Heavy fuel oil from the TotalFina-chartered Erika polluted French beaches after the ship broke in two in December. Structural failure was said to be the likely cause of the loss by a preliminary French report.
Carlsson proposed measures including boycotting companies known to bend the rules, using only older ships which have been classified as higher standard and vessels which employ a loading system comparable to using a double skinned hull. "The real power rests with the oil companies," he said.
"It is amazing how stubbornly some oil companies have avoided the CAP system which would identify additional structural strength."
Condition assessment programs (CAP) identify extra requirements above that required to pass a special age survey, including steel dimension 15-20 percent above normal corrosion measurements.
"Such a rule would most probably have made an Erika type of accident very unlikely," he said, if applied to vessels more than 15 years old.

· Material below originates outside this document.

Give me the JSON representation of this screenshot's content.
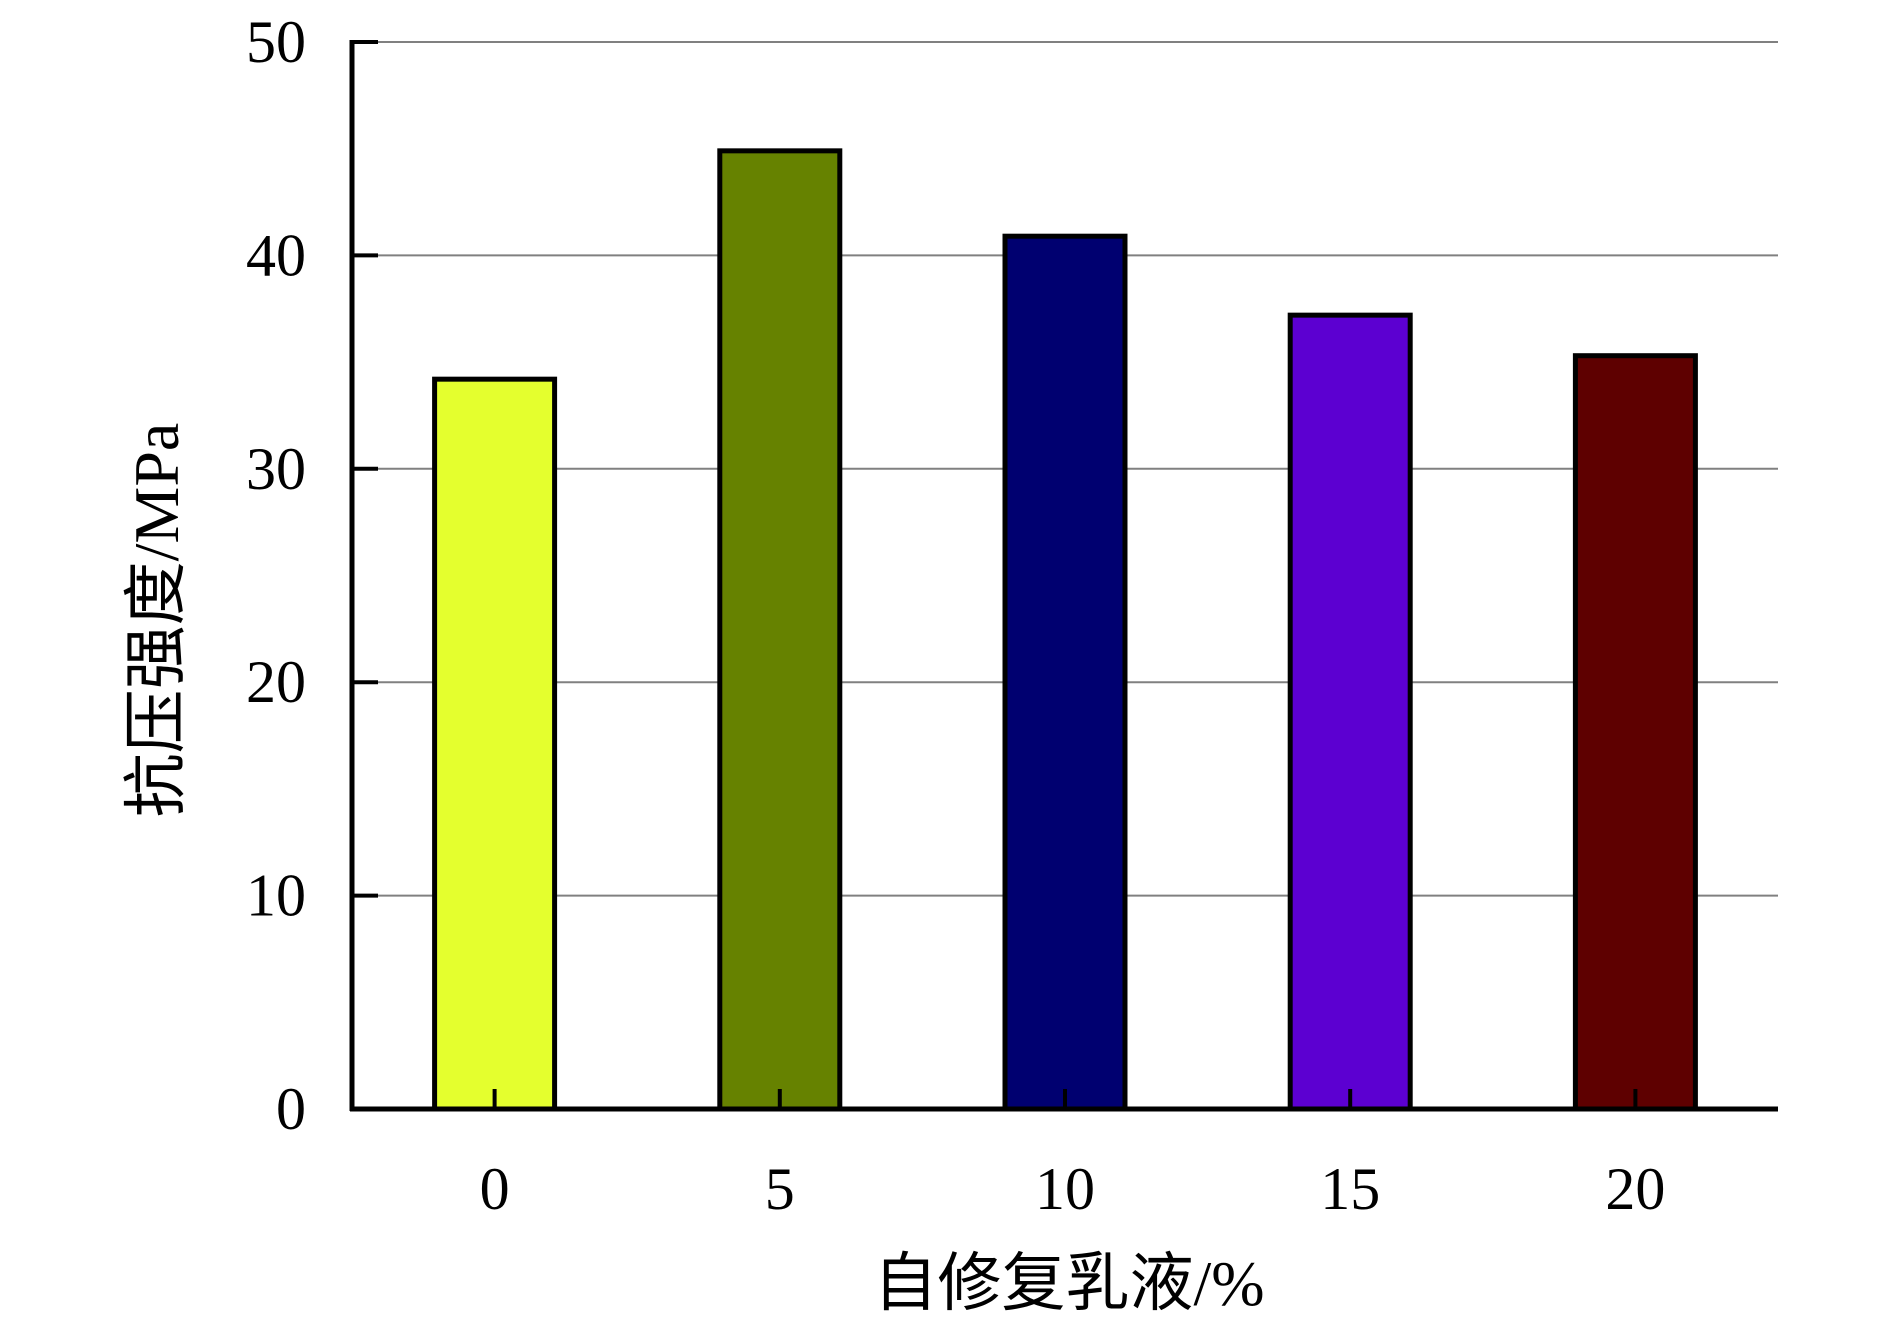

In the last few weeks a number of oil majors have started adopting CAP rules for large tankers over
20 years old and smaller vessels more than 25. But critics say they may not have netted the Erika, which fell into the category of smaller ships.
Oil spill risks could also be reduced by using Hydrostatic Balanced Loading (HBL) in old single hull vessels, Carlsson said.
The system uses different pressure levels between the outside sea and the cargo in a vessel's tanks to ensure oil does not leak from a rupture. Concordia operates a number of vessels that utilize HBL.
But some oil majors have been unprepared to use HBL regarding it as less reliable than the provision of double hulls. Only about 25 percent of the current world fleet is double hulled.
Carlsson said he did not expect a massive rise in freight rates to result from using the measures to boycott the worst old vessels. New ships would be built to replace them.
A rush to charter newer ships on Middle East to Far East voyages last week drove VLCC rates up by around 35 percent on the route, but from such depressed levels that brokers said they were still below breakeven levels for new vessels.